Na sua relação com os actores, Lauro António gosta de lhes dar liberdade para construírem eles próprios as personagens, de acordo com as indicações que ele lhes transmite. É um trabalho que tem “resultado bem” e que quase sempre o surpreende.
“É muito raro as personagens apresentadas pelos actores não serem de acordo com o que quero. Uma das situações que me marcou profundamente foi ver a Eunice aparecer em Manhã Submersa tal e qual como eu a idealizei”, acrescentou o realizador. Este foi, sem dúvida, um dos seus filmes mais marcantes, assim o foram as filmagens. “Foi muito interessante ir para a Serra da Estrela fazer planos daquele clima gélido, quase inóspito”.
Lauro António encenou também peças de teatro, mas este é um trabalho que classifica de “muito sistemático” e, portanto, menos apelativo que o cinema, o qual considera “mais espontâneo”.
A crítica cinematográfica é também uma actividade que o acompanha desde os anos 60, quando iniciou as suas crónicas no Diário de Lisboa, em 1967. Uma actividade “interessante” e que muitas vezes tinha repercussões muito directas nas salas de cinema: “bastava dizermos que um filme era bom para as salas encherem”, revelou.
Neste momento, há um trabalho que lhe dá um gosto especial: leccionar. “Um dos meus prazeres é dar aulas. É ter a oportunidade de passar a paixão aos outros, mas, sobretudo, mantermos a liberdade de escolha.
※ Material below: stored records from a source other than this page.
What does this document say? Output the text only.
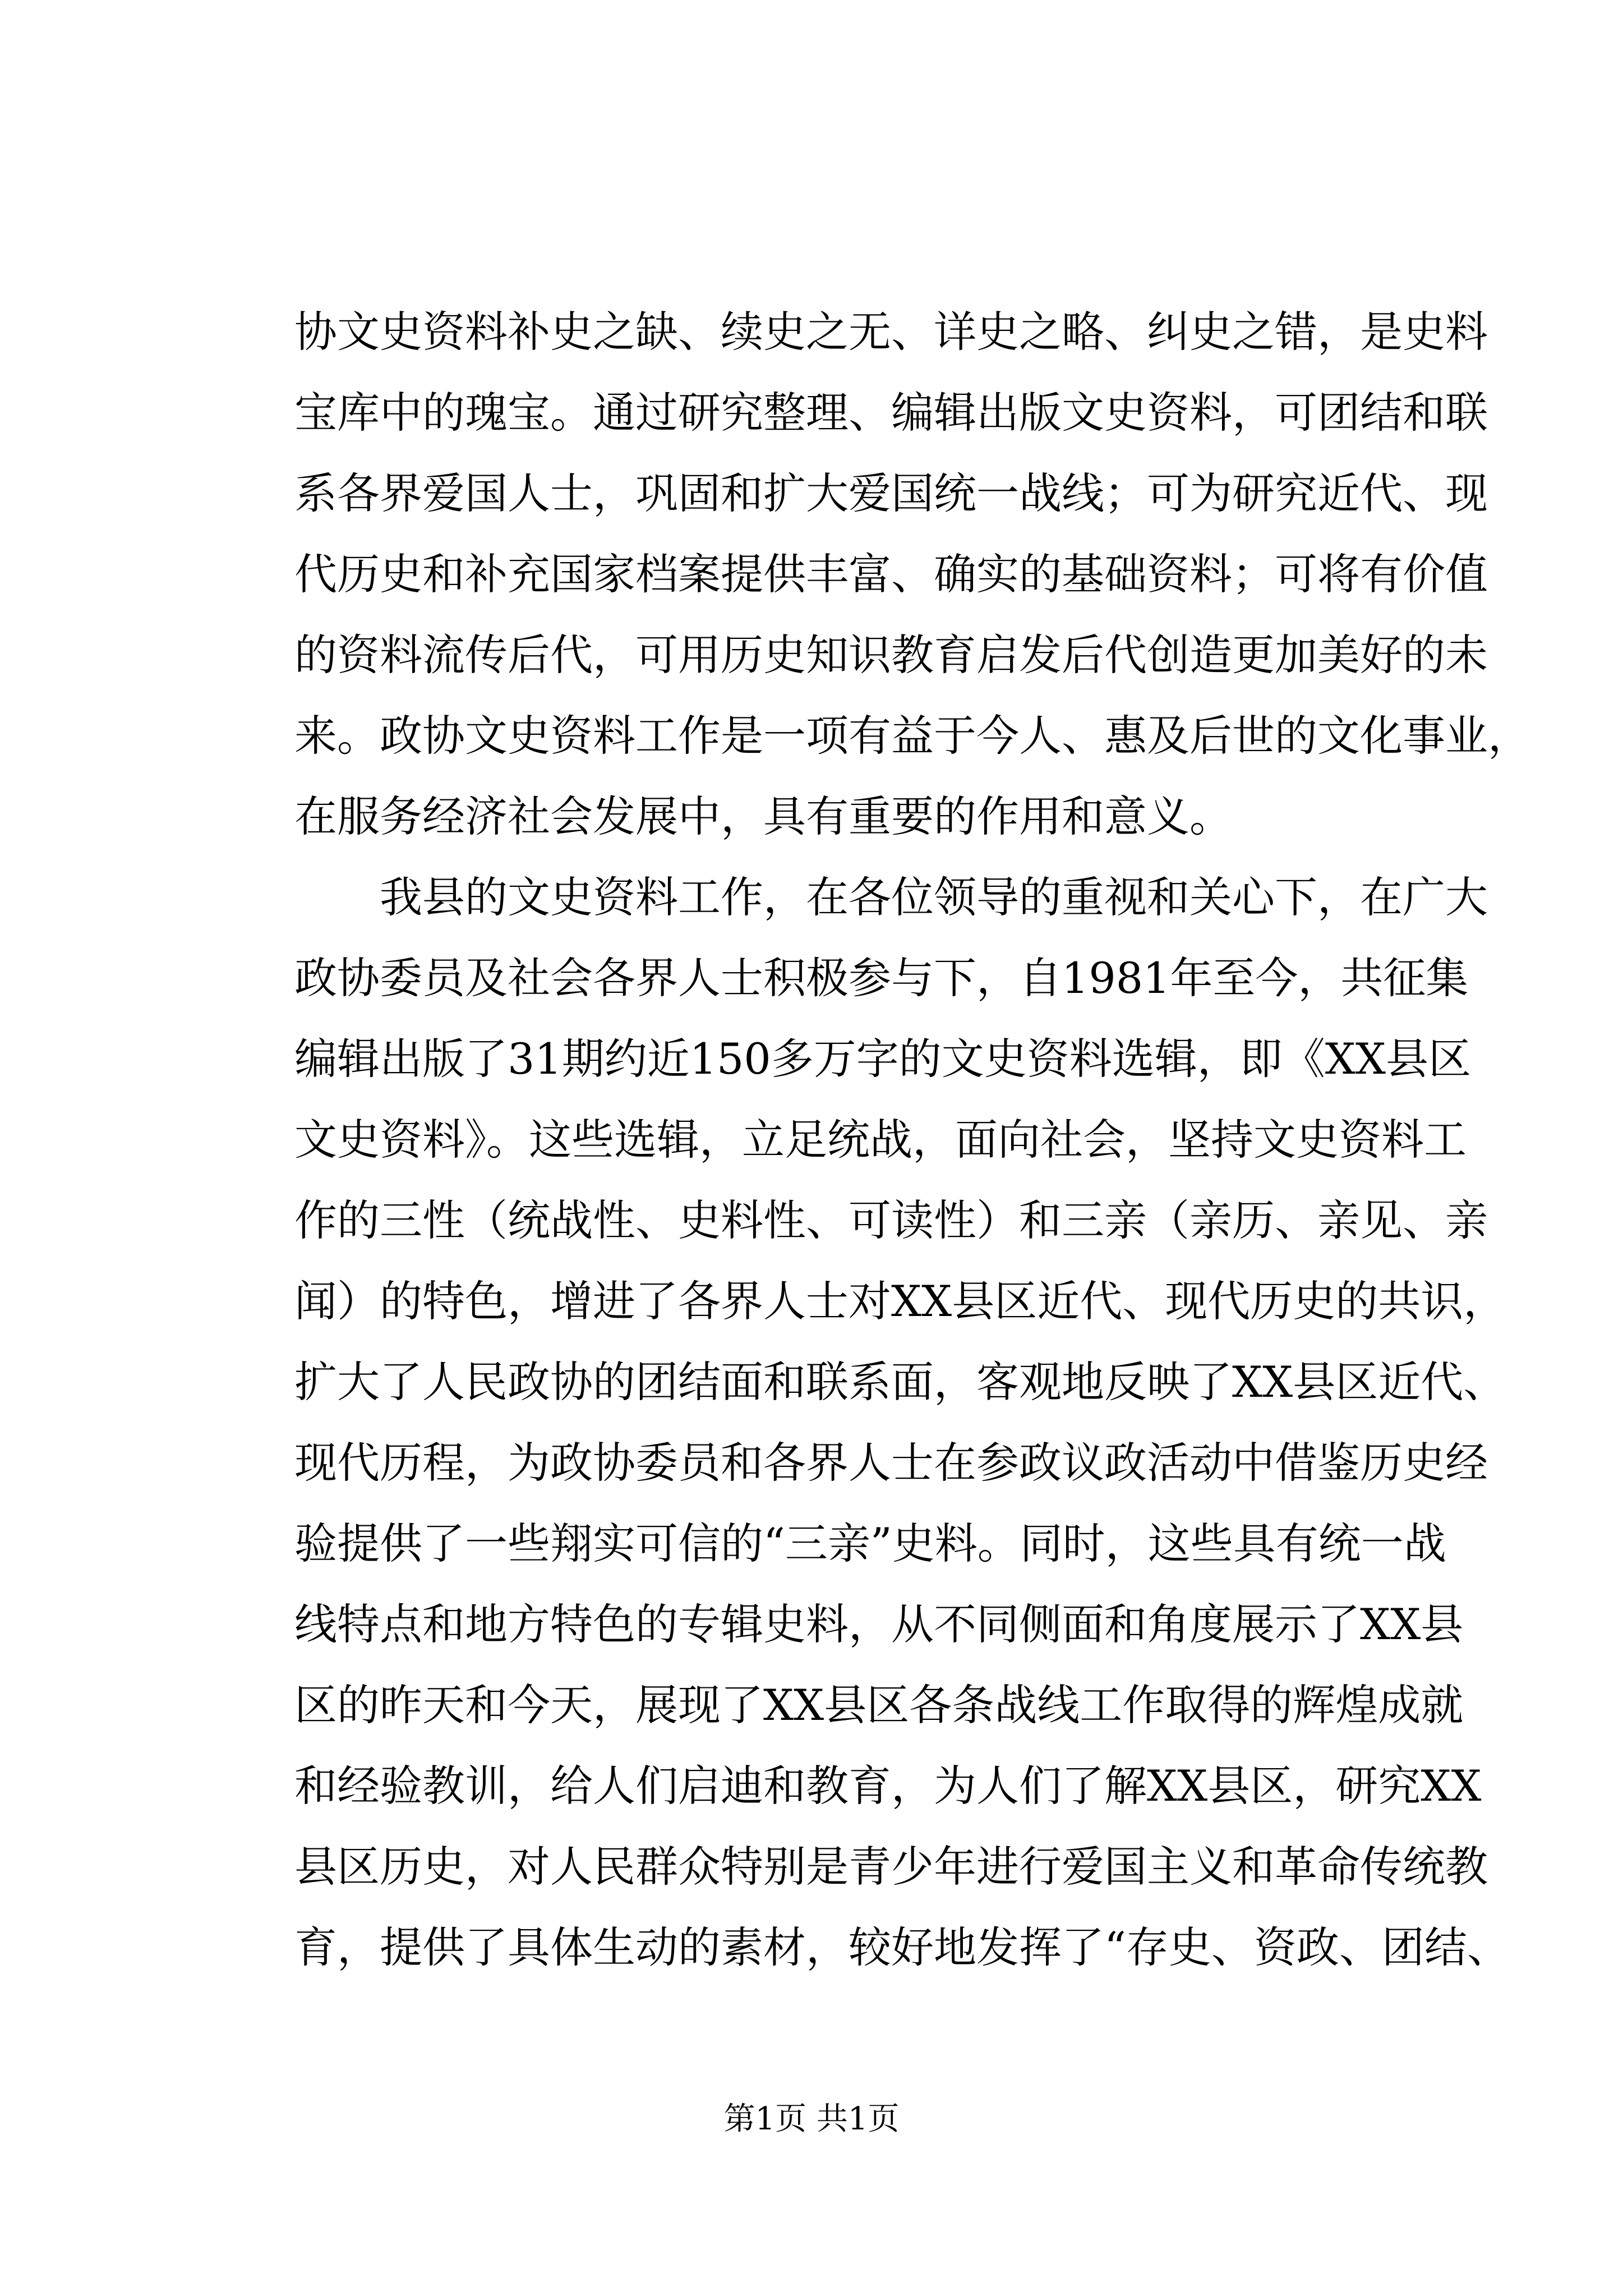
协文史资料补史之缺、续史之无、详史之略、纠史之错，是史料
宝库中的瑰宝。通过研究整理、编辑出版文史资料，可团结和联
系各界爱国人士，巩固和扩大爱国统一战线；可为研究近代、现
代历史和补充国家档案提供丰富、确实的基础资料；可将有价值
的资料流传后代，可用历史知识教育启发后代创造更加美好的未
来。政协文史资料工作是一项有益于今人、惠及后世的文化事业，
在服务经济社会发展中，具有重要的作用和意义。
我县的文史资料工作，在各位领导的重视和关心下，在广大
政协委员及社会各界人士积极参与下，自1981年至今，共征集
编辑出版了31期约近150多万字的文史资料选辑，即《XX县区
文史资料》。这些选辑，立足统战，面向社会，坚持文史资料工
作的三性（统战性、史料性、可读性）和三亲（亲历、亲见、亲
闻）的特色，增进了各界人士对XX县区近代、现代历史的共识，
扩大了人民政协的团结面和联系面，客观地反映了XX县区近代、
现代历程，为政协委员和各界人士在参政议政活动中借鉴历史经
验提供了一些翔实可信的“三亲”史料。同时，这些具有统一战
线特点和地方特色的专辑史料，从不同侧面和角度展示了XX县
区的昨天和今天，展现了XX县区各条战线工作取得的辉煌成就
和经验教训，给人们启迪和教育，为人们了解XX县区，研究XX
县区历史，对人民群众特别是青少年进行爱国主义和革命传统教
育，提供了具体生动的素材，较好地发挥了“存史、资政、团结、
第1页 共1页
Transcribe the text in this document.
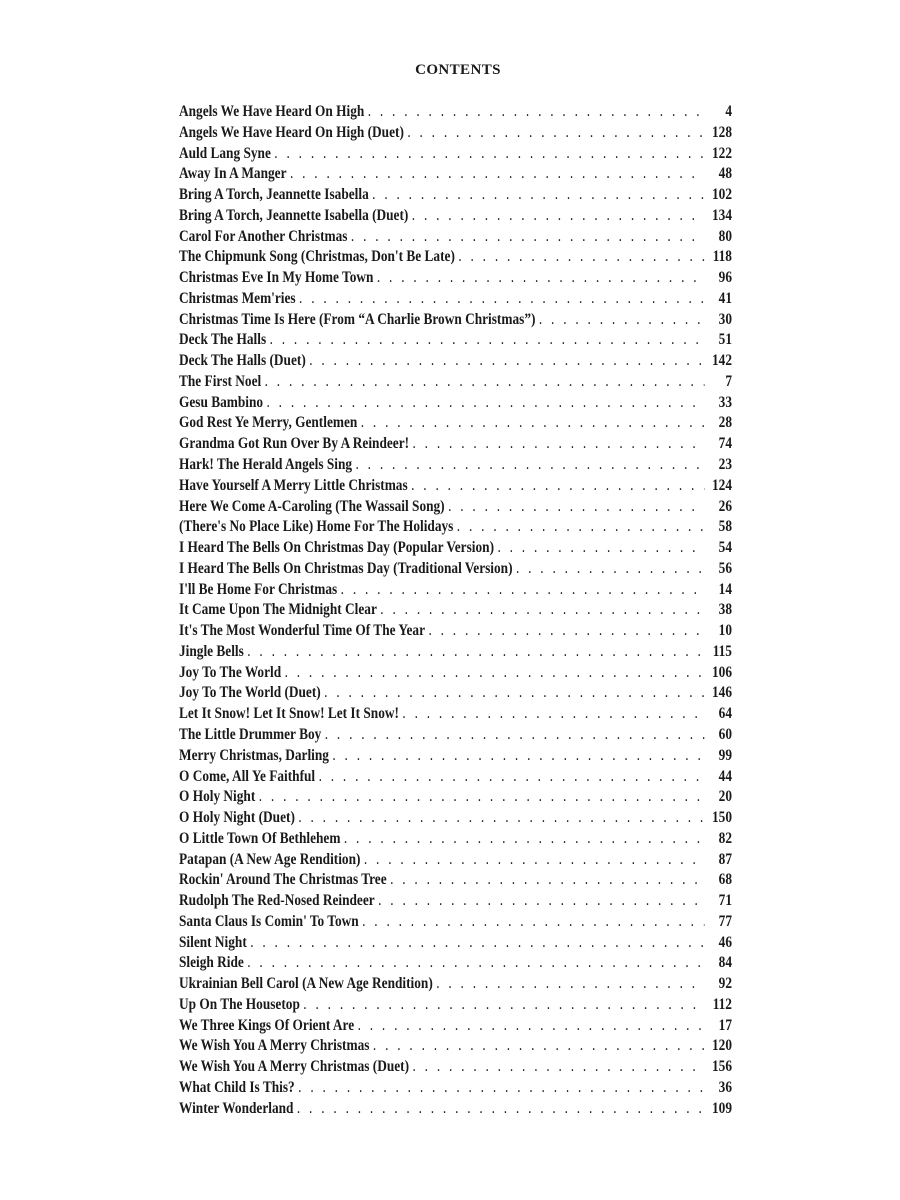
CONTENTS
Angels We Have Heard On High . . .	4
Angels We Have Heard On High (Duet) . . .	128
Auld Lang Syne . . .	122
Away In A Manger . . .	48
Bring A Torch, Jeannette Isabella . . .	102
Bring A Torch, Jeannette Isabella (Duet) . . .	134
Carol For Another Christmas . . .	80
The Chipmunk Song (Christmas, Don't Be Late) . . .	118
Christmas Eve In My Home Town . . .	96
Christmas Mem'ries . . .	41
Christmas Time Is Here (From “A Charlie Brown Christmas”) . . .	30
Deck The Halls . . .	51
Deck The Halls (Duet) . . .	142
The First Noel . . .	7
Gesu Bambino . . .	33
God Rest Ye Merry, Gentlemen . . .	28
Grandma Got Run Over By A Reindeer! . . .	74
Hark! The Herald Angels Sing . . .	23
Have Yourself A Merry Little Christmas . . .	124
Here We Come A-Caroling (The Wassail Song) . . .	26
(There's No Place Like) Home For The Holidays . . .	58
I Heard The Bells On Christmas Day (Popular Version) . . .	54
I Heard The Bells On Christmas Day (Traditional Version) . . .	56
I'll Be Home For Christmas . . .	14
It Came Upon The Midnight Clear . . .	38
It's The Most Wonderful Time Of The Year . . .	10
Jingle Bells . . .	115
Joy To The World . . .	106
Joy To The World (Duet) . . .	146
Let It Snow! Let It Snow! Let It Snow! . . .	64
The Little Drummer Boy . . .	60
Merry Christmas, Darling . . .	99
O Come, All Ye Faithful . . .	44
O Holy Night . . .	20
O Holy Night (Duet) . . .	150
O Little Town Of Bethlehem . . .	82
Patapan (A New Age Rendition) . . .	87
Rockin' Around The Christmas Tree . . .	68
Rudolph The Red-Nosed Reindeer . . .	71
Santa Claus Is Comin' To Town . . .	77
Silent Night . . .	46
Sleigh Ride . . .	84
Ukrainian Bell Carol (A New Age Rendition) . . .	92
Up On The Housetop . . .	112
We Three Kings Of Orient Are . . .	17
We Wish You A Merry Christmas . . .	120
We Wish You A Merry Christmas (Duet) . . .	156
What Child Is This? . . .	36
Winter Wonderland . . .	109
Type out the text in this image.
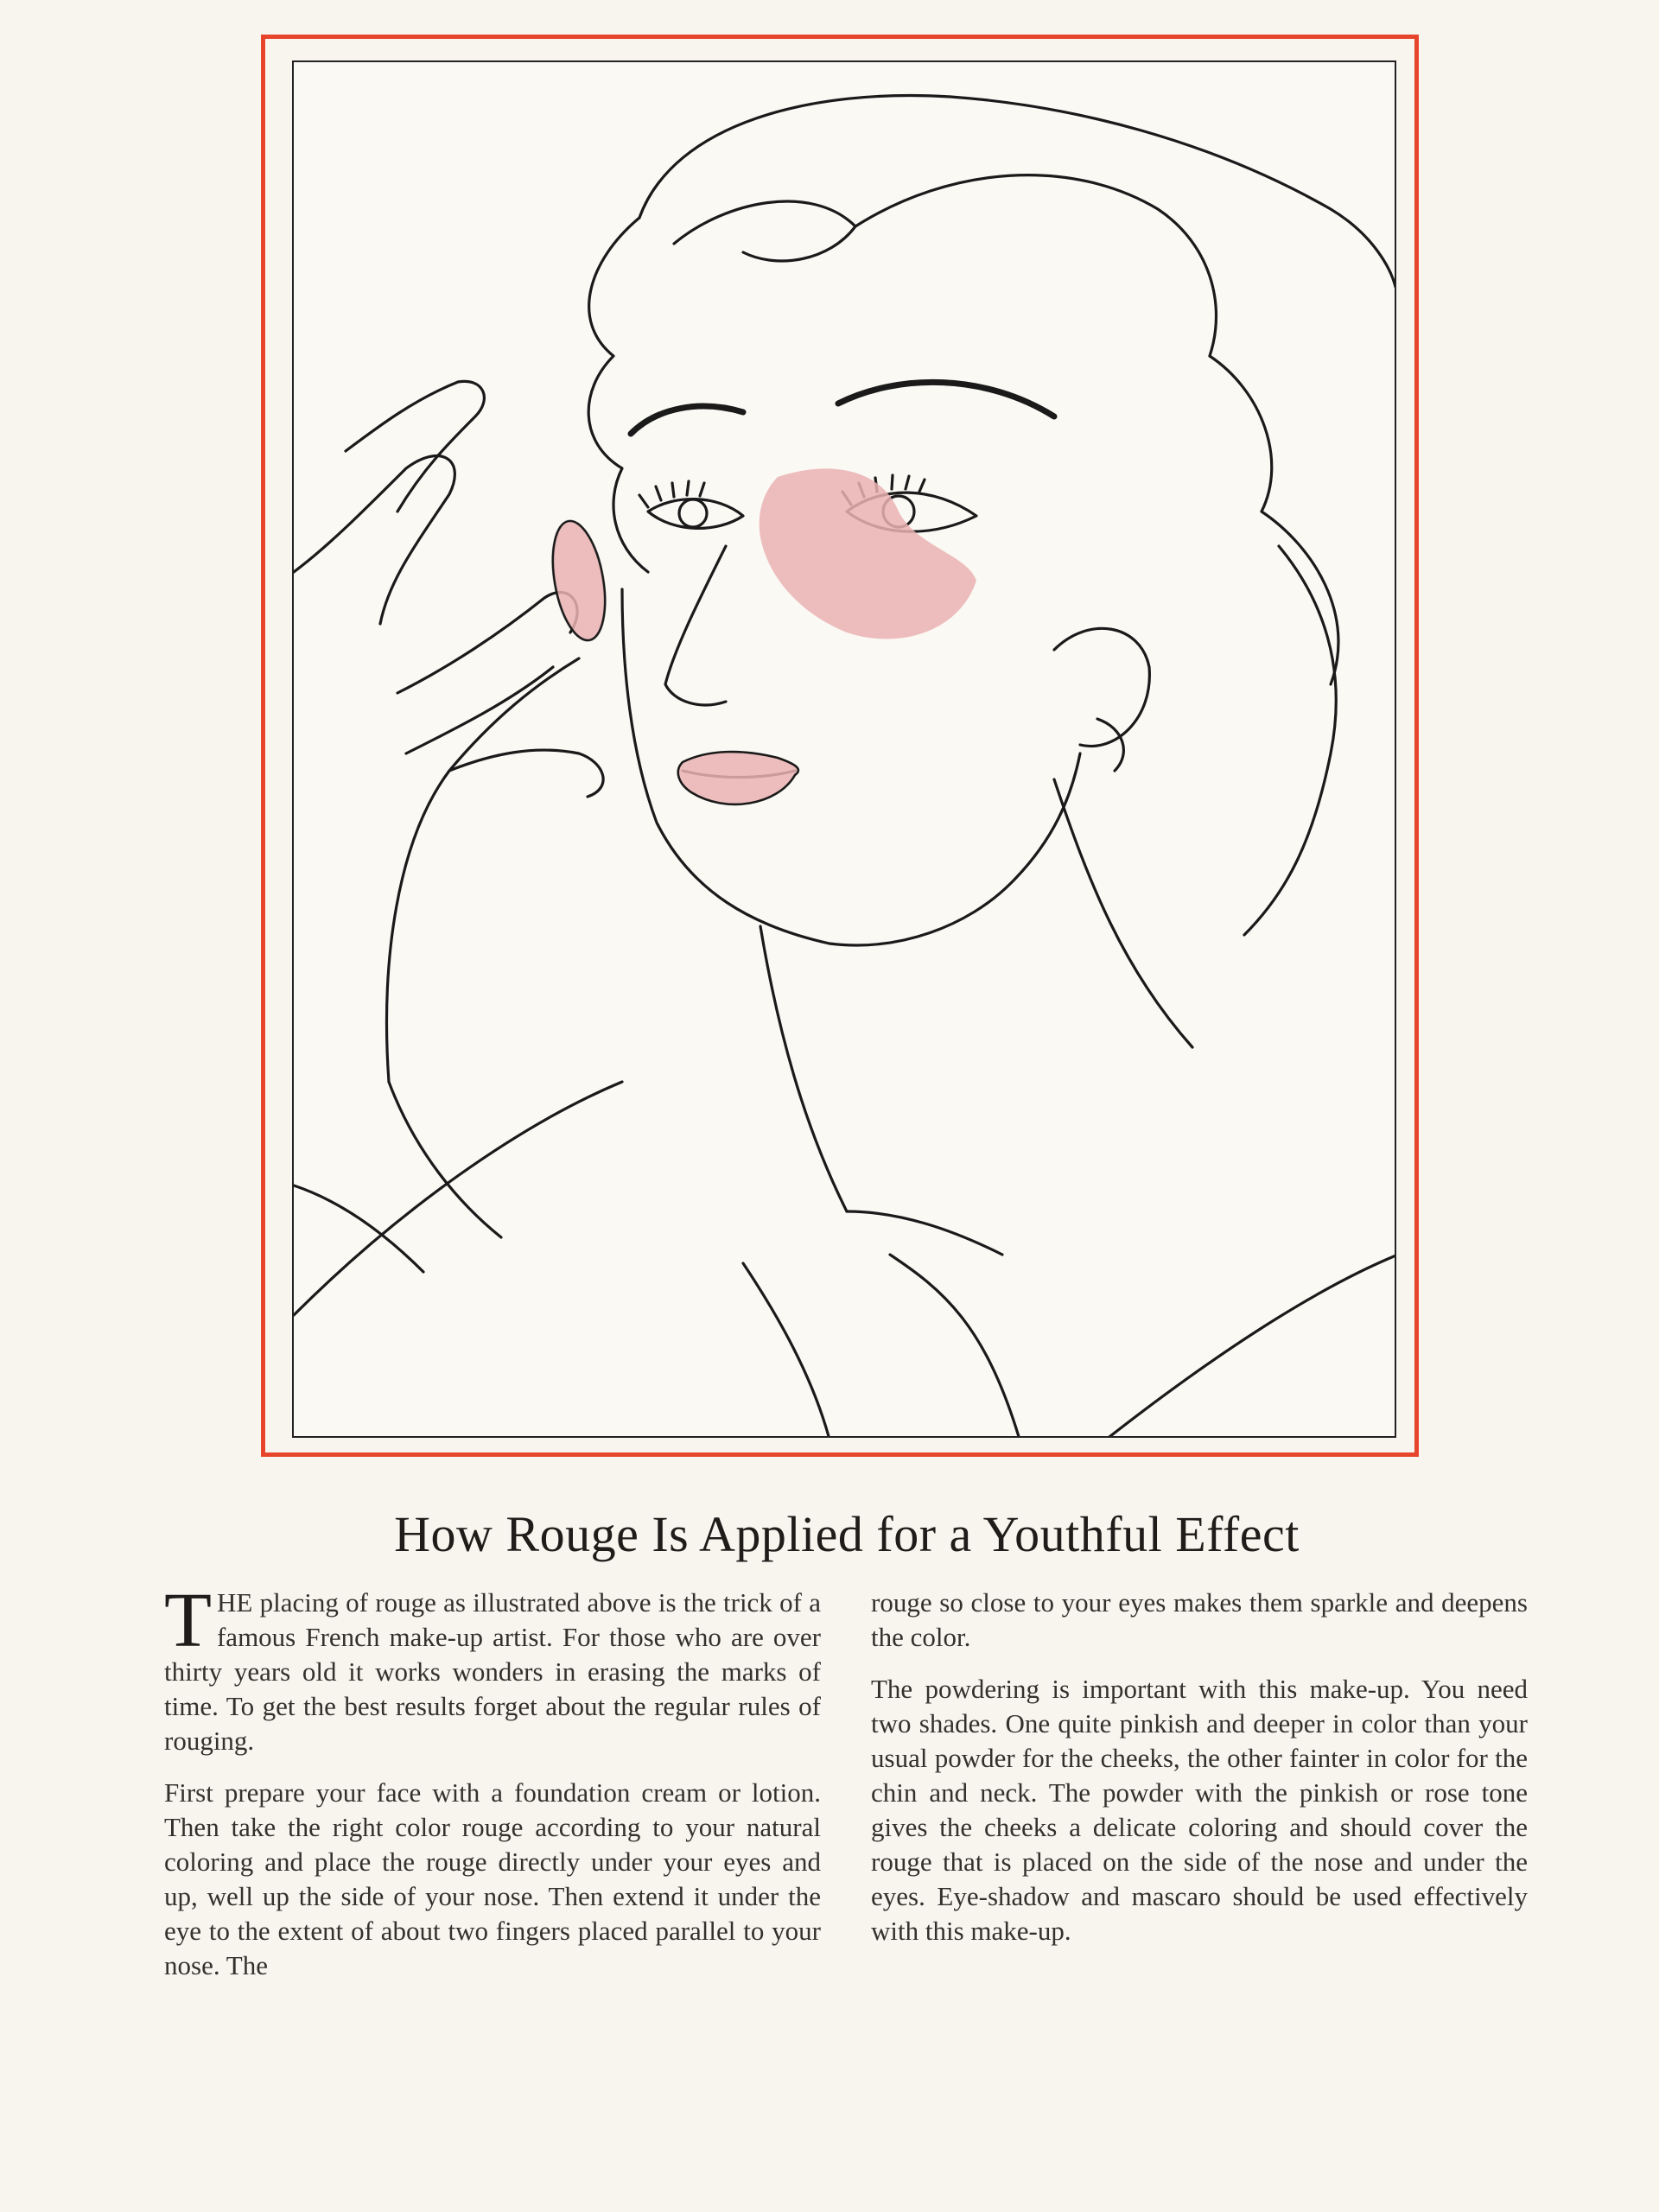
How Rouge Is Applied for a Youthful Effect

THE placing of rouge as illustrated above is the trick of a famous French make-up artist. For those who are over thirty years old it works wonders in erasing the marks of time. To get the best results forget about the regular rules of rouging.

First prepare your face with a foundation cream or lotion. Then take the right color rouge according to your natural coloring and place the rouge directly under your eyes and up, well up the side of your nose. Then extend it under the eye to the extent of about two fingers placed parallel to your nose. The

rouge so close to your eyes makes them sparkle and deepens the color.

The powdering is important with this make-up. You need two shades. One quite pinkish and deeper in color than your usual powder for the cheeks, the other fainter in color for the chin and neck. The powder with the pinkish or rose tone gives the cheeks a delicate coloring and should cover the rouge that is placed on the side of the nose and under the eyes. Eye-shadow and mascaro should be used effectively with this make-up.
Não é impor o meu modelo de cinema, é ajudá-los a descobrir o seu caminho, o seu cinema. As pessoas ficam diminuídas se não se alargar o horizonte das vastas áreas desse domínio”.
Lauro António lamentou ainda que a partir dos anos 80 “não haja uma perspectiva histórica e estética do cinema português” e que em Portugal não se desenvolva mais o cinema de autor e, sobretudo, a comédia.
“Ao lado de António Silva, Santana ou Maria Matos havia um conjunto de actores invulgares, com um traquejo que vinha da revista – que era uma escola de representar de forma moderna, naquela altura. Esses actores, que tinham um grande contacto com o público na revista, tinham depois no cinema uma espontaneidade muito grande”.
Neste último meio século, Lauro António destacou-se enquanto realizador de cinema e de televisão, crítico e ensaísta de cinema (com mais de cinco dezenas de obras publicadas e com colaboração em numerosas publicações), autor de vários programas de cinema na rádio, autor e encenador de teatro, director de programação de salas de cinema, director de diversos festivais, professor, entre outras funções e actividades.